Choosing an Investment Strategy Based on Your Event Timeline
The appropriate investment approach differs depending on how far away you need the funds. Money needed within 3 years (wedding costs, moving expenses, etc.) should be kept in deposits or individual government bonds to avoid the risk of principal loss. Funds needed in 5-10 years (a home down payment, part of education costs) are suited to a bond-centric balanced fund for moderate growth. Money for 10 years or more in the future (retirement funds, children's university costs) can be invested more aggressively in a portfolio with a higher equity allocation.
The key is to manage your money in separate accounts by purpose.
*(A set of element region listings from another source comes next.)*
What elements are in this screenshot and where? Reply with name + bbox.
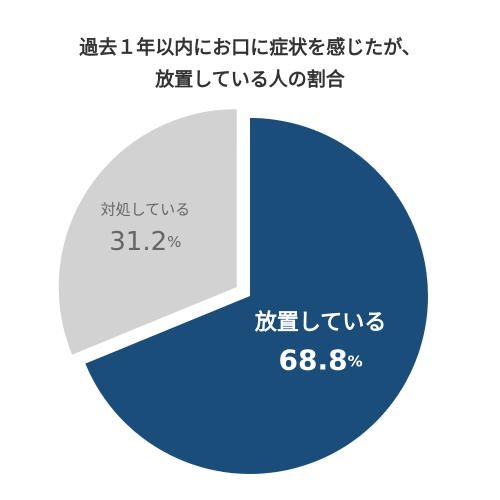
- pie-slice: [58, 109, 237, 355]
- slice-label: 対処している: [101, 200, 191, 218]
- slice-label: 放置している: [254, 309, 386, 335]
- value-label: 31.2%: [109, 226, 181, 256]
- value-label: 68.8%: [279, 343, 363, 376]
- pie-slice: [85, 118, 429, 474]
- chart-title: 過去１年以内にお口に症状を感じたが、: [79, 36, 421, 59]
- chart-title: 放置している人の割合: [154, 68, 345, 91]
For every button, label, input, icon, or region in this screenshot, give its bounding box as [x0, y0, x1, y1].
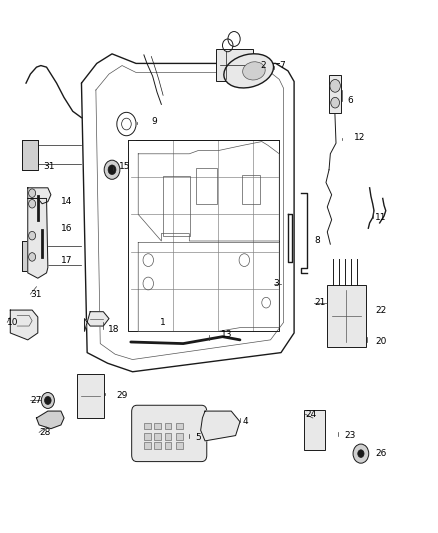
Text: 2: 2 [261, 61, 266, 70]
Bar [329, 75, 341, 114]
Polygon shape [21, 140, 38, 169]
Text: 6: 6 [348, 96, 353, 105]
Text: 9: 9 [151, 117, 157, 126]
Bar [327, 285, 366, 348]
Text: 29: 29 [117, 391, 128, 400]
Text: 13: 13 [221, 330, 233, 339]
Polygon shape [21, 241, 38, 271]
Circle shape [108, 165, 116, 174]
Ellipse shape [243, 62, 265, 80]
Polygon shape [201, 411, 240, 441]
Bar [176, 442, 183, 449]
Bar [242, 174, 260, 204]
Ellipse shape [224, 54, 273, 88]
Text: 14: 14 [61, 197, 72, 206]
Circle shape [331, 98, 339, 108]
Text: 10: 10 [7, 318, 19, 327]
Bar [304, 410, 325, 450]
Text: 3: 3 [274, 279, 279, 288]
Text: 20: 20 [375, 337, 387, 346]
Text: 27: 27 [30, 396, 42, 405]
Text: 12: 12 [353, 133, 365, 142]
Circle shape [28, 199, 35, 208]
Bar [215, 49, 253, 82]
Circle shape [358, 450, 364, 457]
Polygon shape [28, 198, 48, 278]
Circle shape [330, 79, 340, 92]
Polygon shape [85, 312, 109, 332]
Text: 5: 5 [195, 433, 201, 442]
Bar [154, 442, 161, 449]
Bar [165, 442, 171, 449]
Text: 7: 7 [279, 61, 285, 70]
Bar [165, 433, 171, 440]
Text: 11: 11 [375, 213, 387, 222]
Text: 28: 28 [39, 428, 50, 437]
Circle shape [104, 160, 120, 179]
Text: 17: 17 [61, 256, 72, 264]
Text: 21: 21 [314, 298, 325, 307]
Bar [154, 433, 161, 440]
Polygon shape [28, 188, 51, 204]
Text: 4: 4 [243, 417, 249, 426]
FancyBboxPatch shape [132, 405, 207, 462]
Bar [176, 423, 183, 429]
Polygon shape [36, 411, 64, 429]
Circle shape [28, 253, 35, 261]
Bar [165, 423, 171, 429]
Text: 31: 31 [43, 162, 55, 171]
Bar [196, 167, 217, 204]
Text: 26: 26 [375, 449, 387, 458]
Text: 24: 24 [305, 410, 317, 419]
Bar [77, 374, 104, 418]
Bar [176, 433, 183, 440]
Bar [163, 176, 190, 236]
Circle shape [45, 397, 51, 405]
Text: 1: 1 [160, 318, 166, 327]
Text: 15: 15 [120, 162, 131, 171]
Text: 31: 31 [30, 289, 42, 298]
Circle shape [28, 189, 35, 197]
Text: 8: 8 [314, 237, 320, 246]
Circle shape [28, 231, 35, 240]
Polygon shape [11, 310, 38, 340]
Text: 22: 22 [375, 305, 387, 314]
Text: 16: 16 [61, 224, 72, 233]
Text: 18: 18 [108, 325, 119, 334]
Bar [145, 442, 151, 449]
Text: 23: 23 [345, 431, 356, 440]
Circle shape [41, 392, 54, 408]
Bar [145, 433, 151, 440]
Bar [145, 423, 151, 429]
Bar [154, 423, 161, 429]
Circle shape [353, 444, 369, 463]
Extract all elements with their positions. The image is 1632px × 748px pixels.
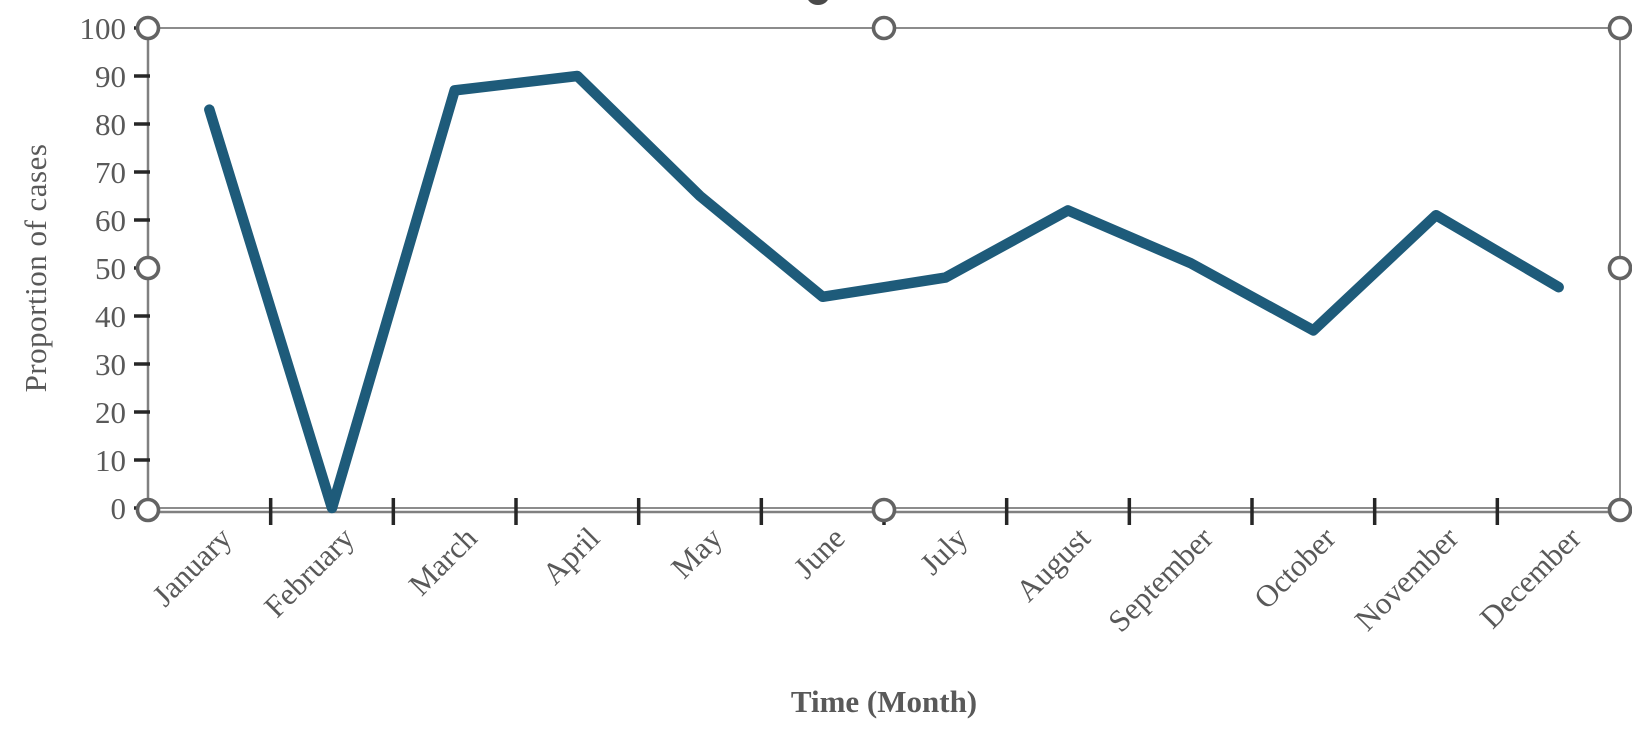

Books on goal-based saving and household budgeting recommend separating accounts by goal - a "wedding fund account," a "home fund account," an "education fund account" - so that progress toward each goal is visible, which also helps maintain motivation.
Don't Forget to Prepare for Unexpected Events
Life does not always go according to plan. Unexpected events such as a job change, divorce, caring for aging parents, or illness can throw an asset plan far off course. The basic defense against such contingencies is to always maintain an emergency reserve fund covering 6-12 months of living expenses. It is also worth considering insurance options such as medical insurance or disability income insurance to cover the risk of large unexpected expenditures.
A life plan is not something you create once and forget - it is important to review it once a year. Books on household risk management explain how to review insurance as your life stage changes and the optimal way to hold an emergency reserve fund.
Practical Steps to Turn Your Life Plan into Action Today
Creating a life plan starts with listing the events you anticipate over the next 10-20 years in chronological order. Line up expected events and their estimated costs - for example, marriage in 3 years (300 man-yen), a home down payment in 5 years (800 man-yen), and a child's university costs in 18 years (500 man-yen) - and the total of 1,600 man-yen becomes visible at a glance.
Next, decide where to place the funds based on the time horizon for each event. Wedding funds needed in 3 years go into a time deposit; the home down payment in 5 years goes into a bond fund; education funds for 18 years out go into an equity index fund - matching the horizon to the risk level. Calculate the monthly contribution by dividing the required amount by the remaining months, and plan to supplement any shortfall with lump-sum investments from bonuses. Reviewing this plan once a year, checking the gap between plan and actual results, and making course corrections is the key to steady wealth building.